# Strikemaster ice auger



## getterdone (Jan 29, 2014)

problems with my strikemaster auger TC300. The problem is it starts and dies starts and dies after dozen of pulls I try a new plug, nothing same result so I poured a little gas down the spark plug hole fired it up starts stay ons till the gas burns out. so I figures the Carb pulled it apart cleaned it. put everything back together replace the fuel line and still the same result. Can it be that the carb needs to be rebuild. also on the carb is the butter fly suppose to be closed all the way when throttles is off or open just a little for air ?
and the gaskets called the dust seal gasket i believe is bad there gone on both bottom and top shaft lever


----------



## getterdone (Jan 29, 2014)

By the way the ratio is 25:1 I have 40:1 running in it atm can that be a problem?


----------



## Sir Thomas (Dec 7, 2013)

getterdone said:


> By the way the ratio is 25:1 I have 40:1 running in it atm can that be a problem?
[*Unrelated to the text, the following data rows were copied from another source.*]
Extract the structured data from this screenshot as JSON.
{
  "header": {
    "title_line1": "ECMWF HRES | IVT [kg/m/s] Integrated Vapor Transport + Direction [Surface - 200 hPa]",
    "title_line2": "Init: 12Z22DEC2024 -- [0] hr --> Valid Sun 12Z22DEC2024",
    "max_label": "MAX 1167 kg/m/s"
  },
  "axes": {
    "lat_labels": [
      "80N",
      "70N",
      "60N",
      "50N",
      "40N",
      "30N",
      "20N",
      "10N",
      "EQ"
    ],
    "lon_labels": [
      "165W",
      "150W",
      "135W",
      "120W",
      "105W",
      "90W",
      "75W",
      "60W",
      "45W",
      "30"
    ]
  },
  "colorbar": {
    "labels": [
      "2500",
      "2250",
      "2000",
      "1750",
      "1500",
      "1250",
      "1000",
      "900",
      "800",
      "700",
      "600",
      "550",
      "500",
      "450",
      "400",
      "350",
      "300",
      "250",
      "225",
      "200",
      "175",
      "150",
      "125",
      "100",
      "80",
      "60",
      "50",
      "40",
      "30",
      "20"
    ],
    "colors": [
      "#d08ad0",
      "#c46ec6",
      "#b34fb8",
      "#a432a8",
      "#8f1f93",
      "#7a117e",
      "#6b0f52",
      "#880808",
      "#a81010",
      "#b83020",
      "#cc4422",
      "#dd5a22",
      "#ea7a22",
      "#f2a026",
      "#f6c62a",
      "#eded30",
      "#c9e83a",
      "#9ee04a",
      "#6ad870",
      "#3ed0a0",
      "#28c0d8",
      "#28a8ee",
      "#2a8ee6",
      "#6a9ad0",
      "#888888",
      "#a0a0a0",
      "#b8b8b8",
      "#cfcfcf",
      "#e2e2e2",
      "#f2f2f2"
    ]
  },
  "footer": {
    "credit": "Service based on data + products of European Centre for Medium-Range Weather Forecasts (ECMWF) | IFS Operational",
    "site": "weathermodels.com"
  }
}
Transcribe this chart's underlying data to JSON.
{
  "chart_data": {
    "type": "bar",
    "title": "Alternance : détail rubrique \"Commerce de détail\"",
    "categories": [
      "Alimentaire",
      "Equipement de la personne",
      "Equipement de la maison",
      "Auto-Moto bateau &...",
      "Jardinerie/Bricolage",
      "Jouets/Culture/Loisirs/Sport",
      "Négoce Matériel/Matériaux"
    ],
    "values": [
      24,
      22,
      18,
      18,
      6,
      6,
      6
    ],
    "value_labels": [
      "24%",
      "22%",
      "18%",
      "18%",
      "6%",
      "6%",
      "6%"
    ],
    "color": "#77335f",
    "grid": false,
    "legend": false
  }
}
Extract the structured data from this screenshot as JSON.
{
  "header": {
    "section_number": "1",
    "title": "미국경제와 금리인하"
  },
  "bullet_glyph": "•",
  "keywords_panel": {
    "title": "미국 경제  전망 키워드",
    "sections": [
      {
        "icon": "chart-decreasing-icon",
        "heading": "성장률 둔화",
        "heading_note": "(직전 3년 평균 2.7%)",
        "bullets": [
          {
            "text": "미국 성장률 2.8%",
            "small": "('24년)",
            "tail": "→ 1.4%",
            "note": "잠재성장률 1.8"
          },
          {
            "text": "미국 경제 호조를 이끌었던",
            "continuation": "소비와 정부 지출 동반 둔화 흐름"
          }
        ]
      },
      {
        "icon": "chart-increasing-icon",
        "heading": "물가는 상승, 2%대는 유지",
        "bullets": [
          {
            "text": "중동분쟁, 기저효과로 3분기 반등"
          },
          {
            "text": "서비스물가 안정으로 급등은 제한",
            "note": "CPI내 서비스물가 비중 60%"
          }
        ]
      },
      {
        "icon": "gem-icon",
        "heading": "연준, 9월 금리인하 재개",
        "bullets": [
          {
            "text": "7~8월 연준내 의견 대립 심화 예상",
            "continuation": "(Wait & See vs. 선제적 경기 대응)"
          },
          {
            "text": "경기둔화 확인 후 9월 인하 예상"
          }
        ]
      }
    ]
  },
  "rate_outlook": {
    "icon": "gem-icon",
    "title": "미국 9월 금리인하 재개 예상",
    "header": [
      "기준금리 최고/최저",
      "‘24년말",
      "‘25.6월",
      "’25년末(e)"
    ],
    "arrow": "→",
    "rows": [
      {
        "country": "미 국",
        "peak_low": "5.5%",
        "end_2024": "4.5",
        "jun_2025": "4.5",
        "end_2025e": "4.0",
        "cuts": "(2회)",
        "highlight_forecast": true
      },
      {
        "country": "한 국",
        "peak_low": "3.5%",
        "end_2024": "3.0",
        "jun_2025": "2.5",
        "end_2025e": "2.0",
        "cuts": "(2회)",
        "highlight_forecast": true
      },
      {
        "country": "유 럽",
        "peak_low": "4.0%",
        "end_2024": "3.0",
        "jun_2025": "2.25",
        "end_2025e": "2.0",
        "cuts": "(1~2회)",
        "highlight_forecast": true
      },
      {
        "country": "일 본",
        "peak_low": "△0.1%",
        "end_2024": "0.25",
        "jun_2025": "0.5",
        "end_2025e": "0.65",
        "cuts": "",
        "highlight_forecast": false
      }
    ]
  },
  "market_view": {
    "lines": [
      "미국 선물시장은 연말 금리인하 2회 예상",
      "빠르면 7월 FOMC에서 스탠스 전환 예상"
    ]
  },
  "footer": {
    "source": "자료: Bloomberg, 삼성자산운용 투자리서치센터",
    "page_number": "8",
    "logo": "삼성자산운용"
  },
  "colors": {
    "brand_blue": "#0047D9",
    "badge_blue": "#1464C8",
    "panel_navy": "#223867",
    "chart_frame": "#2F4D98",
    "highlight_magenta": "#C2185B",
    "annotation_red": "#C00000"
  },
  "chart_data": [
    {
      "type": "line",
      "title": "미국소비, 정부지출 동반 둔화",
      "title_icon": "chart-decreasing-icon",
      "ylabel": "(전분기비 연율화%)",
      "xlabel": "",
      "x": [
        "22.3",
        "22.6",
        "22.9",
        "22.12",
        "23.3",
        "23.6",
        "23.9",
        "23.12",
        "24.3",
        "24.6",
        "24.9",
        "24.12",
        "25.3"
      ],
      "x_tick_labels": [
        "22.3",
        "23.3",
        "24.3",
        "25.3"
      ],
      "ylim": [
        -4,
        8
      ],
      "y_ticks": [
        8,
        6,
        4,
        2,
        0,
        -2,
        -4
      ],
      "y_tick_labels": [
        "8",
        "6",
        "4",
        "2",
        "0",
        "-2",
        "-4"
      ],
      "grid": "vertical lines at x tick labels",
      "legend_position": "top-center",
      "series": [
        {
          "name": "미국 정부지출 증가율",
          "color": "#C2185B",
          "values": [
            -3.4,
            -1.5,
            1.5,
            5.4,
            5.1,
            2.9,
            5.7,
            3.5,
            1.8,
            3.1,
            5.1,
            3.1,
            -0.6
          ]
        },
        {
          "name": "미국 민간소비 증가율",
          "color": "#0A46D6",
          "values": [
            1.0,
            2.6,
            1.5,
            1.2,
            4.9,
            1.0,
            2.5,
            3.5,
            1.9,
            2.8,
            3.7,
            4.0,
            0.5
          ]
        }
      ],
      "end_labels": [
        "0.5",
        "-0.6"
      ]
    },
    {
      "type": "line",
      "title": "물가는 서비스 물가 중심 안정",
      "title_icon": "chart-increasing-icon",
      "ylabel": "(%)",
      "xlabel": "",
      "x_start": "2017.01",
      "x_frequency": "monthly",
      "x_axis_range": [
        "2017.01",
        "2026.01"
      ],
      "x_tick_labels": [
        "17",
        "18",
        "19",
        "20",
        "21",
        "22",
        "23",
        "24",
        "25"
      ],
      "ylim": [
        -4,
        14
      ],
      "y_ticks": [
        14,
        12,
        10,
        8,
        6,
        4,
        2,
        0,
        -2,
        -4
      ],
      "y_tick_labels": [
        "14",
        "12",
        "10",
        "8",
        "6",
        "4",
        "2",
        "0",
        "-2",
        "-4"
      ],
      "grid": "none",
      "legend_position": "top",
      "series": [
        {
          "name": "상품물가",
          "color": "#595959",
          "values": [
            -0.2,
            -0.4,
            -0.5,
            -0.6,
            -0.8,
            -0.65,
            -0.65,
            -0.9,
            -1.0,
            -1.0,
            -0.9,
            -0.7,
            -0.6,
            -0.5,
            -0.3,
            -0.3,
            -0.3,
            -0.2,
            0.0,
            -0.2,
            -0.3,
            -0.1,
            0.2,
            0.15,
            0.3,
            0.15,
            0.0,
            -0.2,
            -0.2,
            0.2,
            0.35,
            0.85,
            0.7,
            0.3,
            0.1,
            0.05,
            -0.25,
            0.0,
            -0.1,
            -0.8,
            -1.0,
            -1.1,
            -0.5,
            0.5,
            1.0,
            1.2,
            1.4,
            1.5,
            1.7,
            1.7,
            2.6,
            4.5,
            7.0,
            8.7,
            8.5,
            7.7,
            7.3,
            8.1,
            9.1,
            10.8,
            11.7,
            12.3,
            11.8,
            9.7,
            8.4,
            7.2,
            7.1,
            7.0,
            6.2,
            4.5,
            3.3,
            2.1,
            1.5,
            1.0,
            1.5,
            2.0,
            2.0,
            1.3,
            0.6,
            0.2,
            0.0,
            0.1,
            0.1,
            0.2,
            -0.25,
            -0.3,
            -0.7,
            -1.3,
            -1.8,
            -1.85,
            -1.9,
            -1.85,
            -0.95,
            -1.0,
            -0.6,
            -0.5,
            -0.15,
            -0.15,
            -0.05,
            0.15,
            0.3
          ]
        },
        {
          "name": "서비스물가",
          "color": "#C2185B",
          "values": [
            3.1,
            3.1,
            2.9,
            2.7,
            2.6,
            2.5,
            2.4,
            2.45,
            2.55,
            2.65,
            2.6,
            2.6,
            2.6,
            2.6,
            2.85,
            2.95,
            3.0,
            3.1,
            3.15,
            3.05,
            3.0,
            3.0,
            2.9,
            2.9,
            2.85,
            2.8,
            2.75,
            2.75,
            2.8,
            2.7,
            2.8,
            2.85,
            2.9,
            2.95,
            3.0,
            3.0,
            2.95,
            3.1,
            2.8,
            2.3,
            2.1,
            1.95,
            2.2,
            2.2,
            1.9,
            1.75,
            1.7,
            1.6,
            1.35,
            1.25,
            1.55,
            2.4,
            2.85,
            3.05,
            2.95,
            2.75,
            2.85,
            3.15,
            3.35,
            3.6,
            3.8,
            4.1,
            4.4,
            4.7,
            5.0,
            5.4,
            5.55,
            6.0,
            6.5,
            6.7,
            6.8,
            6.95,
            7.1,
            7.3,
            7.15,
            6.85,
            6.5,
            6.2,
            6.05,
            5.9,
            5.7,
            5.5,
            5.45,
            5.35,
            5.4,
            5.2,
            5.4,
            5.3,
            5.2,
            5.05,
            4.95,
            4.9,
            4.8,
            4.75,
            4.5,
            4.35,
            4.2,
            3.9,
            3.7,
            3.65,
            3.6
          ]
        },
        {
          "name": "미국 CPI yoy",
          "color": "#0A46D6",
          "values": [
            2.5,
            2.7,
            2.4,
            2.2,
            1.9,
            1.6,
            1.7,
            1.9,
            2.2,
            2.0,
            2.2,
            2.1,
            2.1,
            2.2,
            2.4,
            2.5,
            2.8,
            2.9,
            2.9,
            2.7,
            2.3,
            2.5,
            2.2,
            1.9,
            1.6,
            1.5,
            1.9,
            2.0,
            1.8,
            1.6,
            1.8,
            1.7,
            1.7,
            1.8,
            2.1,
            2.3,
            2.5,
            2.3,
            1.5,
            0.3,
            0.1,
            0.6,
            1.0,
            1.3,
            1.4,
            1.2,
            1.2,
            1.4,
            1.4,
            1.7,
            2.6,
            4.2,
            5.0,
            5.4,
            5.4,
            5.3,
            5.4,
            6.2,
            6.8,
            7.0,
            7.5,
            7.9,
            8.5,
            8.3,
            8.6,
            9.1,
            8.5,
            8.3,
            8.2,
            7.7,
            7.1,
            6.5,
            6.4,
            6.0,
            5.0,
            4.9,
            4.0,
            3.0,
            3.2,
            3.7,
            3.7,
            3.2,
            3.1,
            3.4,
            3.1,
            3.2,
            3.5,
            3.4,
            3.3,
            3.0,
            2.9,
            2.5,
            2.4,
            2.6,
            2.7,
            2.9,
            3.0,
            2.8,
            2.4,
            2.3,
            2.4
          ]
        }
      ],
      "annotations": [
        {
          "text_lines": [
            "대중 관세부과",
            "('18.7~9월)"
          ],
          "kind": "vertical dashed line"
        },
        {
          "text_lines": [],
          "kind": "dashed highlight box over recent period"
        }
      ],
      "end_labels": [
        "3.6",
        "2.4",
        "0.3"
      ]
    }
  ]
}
If I'm not badly mistaken, and I'm new to two cycle after working on 4 cycle, 40:1 mean 40 parts fuel to 1 part 2 cycle oil. If you use 25:1 that means you are using 25 parts fuel to 1 part oil. If my math is correct you are using around 1/3 more oil in the fuel than the machine is designed for. Some 2 cycle engines it may not affect but then some it may foul up because the motor is getting more oil in the burn mixture than it's designed for plus what it could do to your carb. Not right away but in the long run.


----------